Donnerstag, 8. August 2019

Die Kaserne vor der Altstadttür: Die ehemalige Bärenschanze

Im Dreißigjährigen Krieg wurden als Befestigungsanlagen rund um Nürnberg vom schwedischen König Gustav II. Adolf der Stadtmauer vorgelagerte, zum Teil schon vorhandene Erdwälle zu sogenannten Schanzen ausgebaut. Eine davon war die Bärenschanze, an die heute noch die U-Bahnstation an der Fürther Straße erinnert und der Name des statistischen Bezirks 22.

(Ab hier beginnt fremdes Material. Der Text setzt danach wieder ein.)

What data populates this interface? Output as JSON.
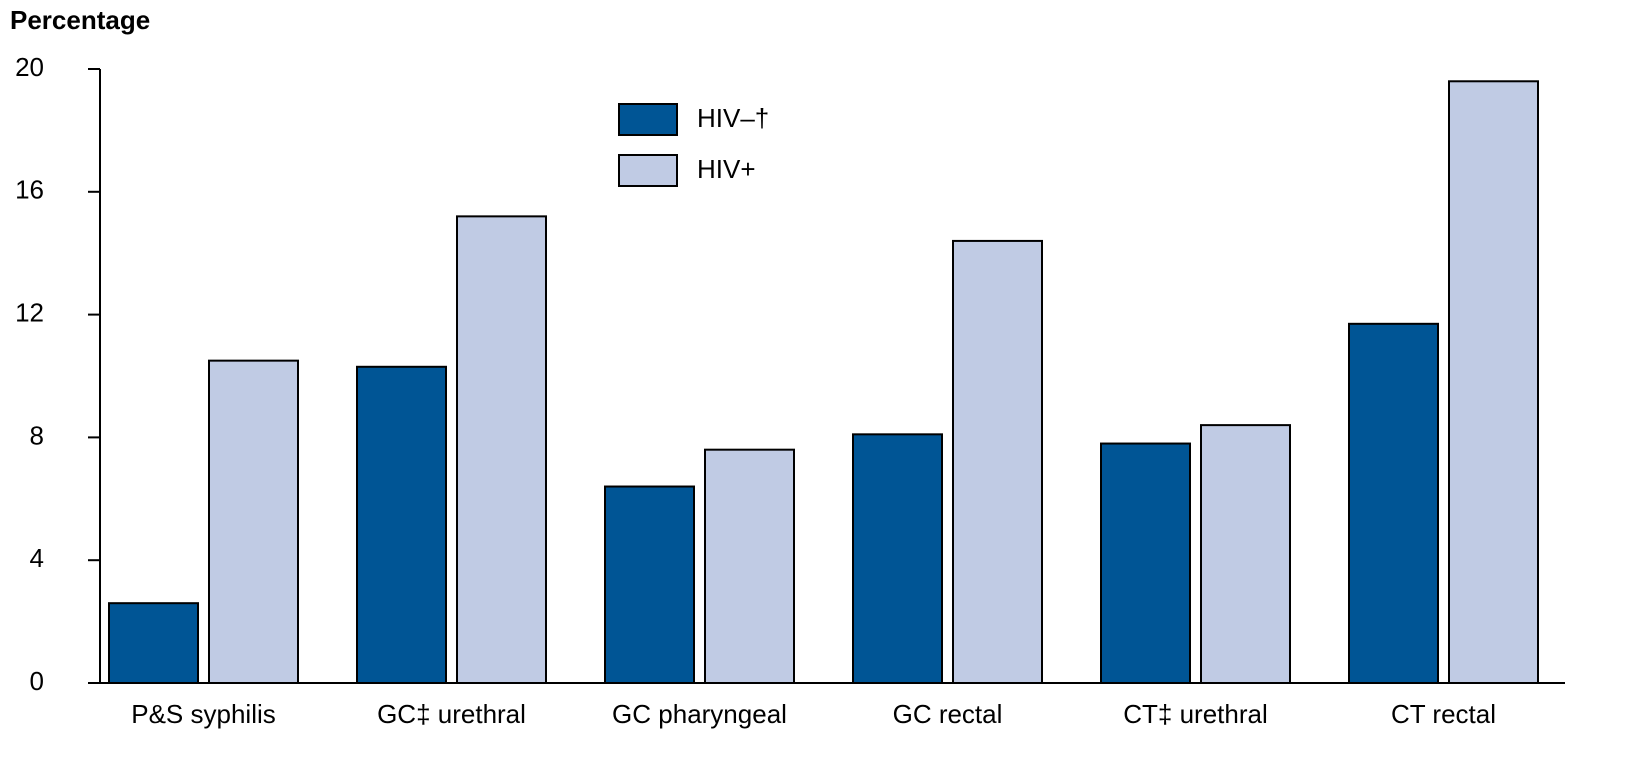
{
  "chart_data": {
    "type": "bar",
    "y_axis_label": "Percentage",
    "categories": [
      "P&S syphilis",
      "GC‡ urethral",
      "GC pharyngeal",
      "GC rectal",
      "CT‡ urethral",
      "CT rectal"
    ],
    "series": [
      {
        "name": "HIV–†",
        "color": "#005595",
        "values": [
          2.6,
          10.3,
          6.4,
          8.1,
          7.8,
          11.7
        ]
      },
      {
        "name": "HIV+",
        "color": "#c0cbe4",
        "values": [
          10.5,
          15.2,
          7.6,
          14.4,
          8.4,
          19.6
        ]
      }
    ],
    "ylim": [
      0,
      20
    ],
    "yticks": [
      0,
      4,
      8,
      12,
      16,
      20
    ],
    "grid": false,
    "legend": "top"
  }
}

Die historische Festungsanlage selbst befand sich allerdings im Nachbarbezirk Himpfelshof auf einer Fläche östlich des Alten Jüdischen Friedhofes (der allerdings erst 1864 entstand) bis hin zur Roonstraße. Die Nürnberger bauten die Bärenschanze dann später immer weiter zu einer Kaserne aus. Die Schanzenmauern waren spätestens 1820 verschwunden, während die Kaserne darüberhinaus weiter wuchs. Von den bis 1890 entstandenen Gebäuden ist heute nur noch wenig übrig. Es sind zumeist Blöcke, die die bayerische Behörde Zentrum Bayern Familie und Soziales (ZBFS) nutzt.

_____________________

an der Roonstraße Ecke Bärenschanzstraße war lange auf dem ehemaligen Kasernengelände ein Parkplatz

der Blick auf die dahinterliegenden Kasernegebäude war von der Ecke aus frei

inzwischen wächst dort ein Bau heran



nördlich an der Reutersbrunnenstraße: das Arbeitsgerichtsgebäude

An der Roonstraße

dazwischen ein bis zur Unerkenntlichkeit umgebauter Kasernenbau

es handelt sich um die Roonstraße 22

um die Ecke anschließend das Gebäude Bärenschanztraße 8a (Ansicht von Osten) - dreigeschossiges Sandsteingebäude im Stil der Neorenaissance 

Ansicht von Südosten

Südwesten

Ansicht von der Bärenschanzstraße

den Westteil des u-förmigen Komplexes stellt die Bärenschanzstraße 8c dar


Südostseite

Ansicht von Norden

und innerhalb des U steht das kleine Gebäude Bärenschanzstraße 8b (errichtet 1721) - das ehemalige Kommandantenhaus - als einziges unter Denkmalschutz und daher nicht vom Abriss bedroht


Ansicht von Osten

weiter westlich sieht man die Reithalle hervorspitzen

sie konnte als optisches Schmuckstück nur dadurch vom Abriss gerettet werden, weil Luxuswohnungen daraus gemacht wurden


Südwestseite

Westseite

südlich des Areals, anstelle der früheren Offizierspeiseanstalt an der Bärenschanzstraße, steht eines der  unvermeidlichen Parkhäuser 

Die Reste der Kulturfeldkaserne im Karree zwischen Willstraße, Altem Jüdischen Friedhof und Bärenschanzstraße sind auch erst vor kurzem restlos einer Wohnsiedlung mit üblichem Discounter gewichen

Die Neubleiche

Südlich der Bahnlinie entlang der Burgerstraße und und Schanzenstraße hat man ein neues Wohnareal entwickelt und ihm den Namen "Neublei...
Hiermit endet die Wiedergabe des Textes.